Je n’étais qu’au début de mes tribulations. L’un après l’autre, les deux jeunes gars l’entraînèrent pour une contredanse, et j’eus le dépit de la voir mêlée à des virevoltes qui la laissaient ravie. Je ne savais pas danser. À tout prendre, je n’aurais pas eu de peine à surpasser en pirouettes ces rustauds qui réduisaient la chorégraphie à des ronds de bras et des appels de pieds. Mais la crainte niaise d’être plaisanté me retint. « À qui le tour ? Je cherche un cavalier », s’écria Hubertine lorsque, les contredanses finies, elle vint se rasseoir en tapotant son cotillon. C’était une invitation directe. Je m’excusai, prétendant ne connaître que les danses parisiennes, celles des bals de Dijon. « Quéque ça fait ? répliqua-t-elle. Allons, à qui le tour ? » Et comme un grand dadais roussâtre, aux dents brèches sous des lèvres en bourrelets, venait lui offrir la main pour une valse, elle se leva pimpante, souriant à ce monstre, qui l’emporta collée à lui dans le tournoiement des couples.

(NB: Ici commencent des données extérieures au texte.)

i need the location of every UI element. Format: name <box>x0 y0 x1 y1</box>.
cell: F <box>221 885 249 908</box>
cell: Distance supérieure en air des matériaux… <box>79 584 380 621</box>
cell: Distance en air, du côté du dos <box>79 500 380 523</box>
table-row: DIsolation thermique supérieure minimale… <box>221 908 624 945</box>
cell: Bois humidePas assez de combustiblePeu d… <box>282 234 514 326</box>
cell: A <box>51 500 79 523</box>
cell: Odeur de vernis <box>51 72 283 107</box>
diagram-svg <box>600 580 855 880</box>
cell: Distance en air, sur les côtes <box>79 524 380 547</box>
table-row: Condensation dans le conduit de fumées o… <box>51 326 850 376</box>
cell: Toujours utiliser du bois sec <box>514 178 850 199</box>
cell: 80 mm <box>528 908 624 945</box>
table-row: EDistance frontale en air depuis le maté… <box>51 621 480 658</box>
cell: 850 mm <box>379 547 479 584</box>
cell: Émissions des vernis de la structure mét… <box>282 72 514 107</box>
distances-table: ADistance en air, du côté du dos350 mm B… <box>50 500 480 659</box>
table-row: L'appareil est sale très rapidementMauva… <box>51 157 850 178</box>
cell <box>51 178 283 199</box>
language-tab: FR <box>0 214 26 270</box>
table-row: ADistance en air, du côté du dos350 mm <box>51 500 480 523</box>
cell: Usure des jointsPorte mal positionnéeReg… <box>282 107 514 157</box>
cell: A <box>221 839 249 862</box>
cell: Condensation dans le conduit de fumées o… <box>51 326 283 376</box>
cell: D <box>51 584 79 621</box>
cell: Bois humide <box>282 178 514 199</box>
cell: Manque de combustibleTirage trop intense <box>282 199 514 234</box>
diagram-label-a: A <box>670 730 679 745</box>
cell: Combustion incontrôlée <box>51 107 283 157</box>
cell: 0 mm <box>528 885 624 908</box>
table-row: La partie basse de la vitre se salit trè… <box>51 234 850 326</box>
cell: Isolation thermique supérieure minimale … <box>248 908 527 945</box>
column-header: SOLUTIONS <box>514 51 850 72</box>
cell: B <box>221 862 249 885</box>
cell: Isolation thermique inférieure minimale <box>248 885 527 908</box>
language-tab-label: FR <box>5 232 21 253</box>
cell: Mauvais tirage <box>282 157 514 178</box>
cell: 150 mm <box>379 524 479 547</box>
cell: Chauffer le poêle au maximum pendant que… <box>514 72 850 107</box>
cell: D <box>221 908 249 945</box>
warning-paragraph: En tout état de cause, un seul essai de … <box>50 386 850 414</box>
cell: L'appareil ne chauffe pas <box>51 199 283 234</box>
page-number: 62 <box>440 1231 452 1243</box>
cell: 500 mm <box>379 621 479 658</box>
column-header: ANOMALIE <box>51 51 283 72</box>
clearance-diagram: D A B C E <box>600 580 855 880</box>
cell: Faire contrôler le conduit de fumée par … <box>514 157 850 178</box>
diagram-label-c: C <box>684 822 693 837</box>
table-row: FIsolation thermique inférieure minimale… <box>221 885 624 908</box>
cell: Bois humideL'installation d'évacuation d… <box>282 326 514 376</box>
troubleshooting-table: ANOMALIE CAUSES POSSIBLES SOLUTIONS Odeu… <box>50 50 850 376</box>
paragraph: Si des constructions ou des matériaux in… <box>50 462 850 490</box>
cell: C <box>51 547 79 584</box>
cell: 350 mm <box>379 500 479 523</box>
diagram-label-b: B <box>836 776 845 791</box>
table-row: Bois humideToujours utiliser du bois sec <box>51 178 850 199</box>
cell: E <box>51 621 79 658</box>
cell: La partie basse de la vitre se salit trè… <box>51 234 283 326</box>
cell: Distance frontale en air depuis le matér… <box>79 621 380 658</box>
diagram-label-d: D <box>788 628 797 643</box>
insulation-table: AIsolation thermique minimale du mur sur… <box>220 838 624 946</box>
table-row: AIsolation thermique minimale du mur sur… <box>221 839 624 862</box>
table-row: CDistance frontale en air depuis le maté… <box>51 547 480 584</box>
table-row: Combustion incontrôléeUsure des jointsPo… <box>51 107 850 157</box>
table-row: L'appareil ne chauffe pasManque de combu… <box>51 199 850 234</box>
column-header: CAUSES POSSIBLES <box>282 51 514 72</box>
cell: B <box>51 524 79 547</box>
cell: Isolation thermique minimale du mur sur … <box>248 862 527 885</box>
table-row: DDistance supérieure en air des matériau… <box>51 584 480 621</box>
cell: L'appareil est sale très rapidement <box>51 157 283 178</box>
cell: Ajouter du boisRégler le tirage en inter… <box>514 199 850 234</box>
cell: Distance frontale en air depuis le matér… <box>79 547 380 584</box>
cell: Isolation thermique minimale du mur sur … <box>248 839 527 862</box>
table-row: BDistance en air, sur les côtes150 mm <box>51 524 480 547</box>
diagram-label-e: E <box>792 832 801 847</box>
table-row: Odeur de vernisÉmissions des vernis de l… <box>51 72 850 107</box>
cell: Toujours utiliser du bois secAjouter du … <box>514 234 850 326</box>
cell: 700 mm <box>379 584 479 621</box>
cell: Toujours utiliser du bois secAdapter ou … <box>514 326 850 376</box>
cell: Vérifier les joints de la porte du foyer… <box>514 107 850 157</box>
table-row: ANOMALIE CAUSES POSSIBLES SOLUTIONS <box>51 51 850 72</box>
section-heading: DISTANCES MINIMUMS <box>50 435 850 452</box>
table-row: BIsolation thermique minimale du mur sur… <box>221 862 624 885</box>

C’en était trop. Je prétextai l’oubli d’une commission pressée, payai les deux bouteilles servies et gagnai la porte. Je traversai les groupes sans voir personne, dégringolai la route et regagnai la maison. Mon père, surpris, me cria de son lit : « Déjà de retour ? Ben, tu n’as guère eu le temps d’user tes semelles », plaisanterie à laquelle je ne me sentis pas en humeur de répondre. Je défaillais. Je me couchai sans lumière et, la tête enfouie sous les couvertures, je sanglotai silencieusement.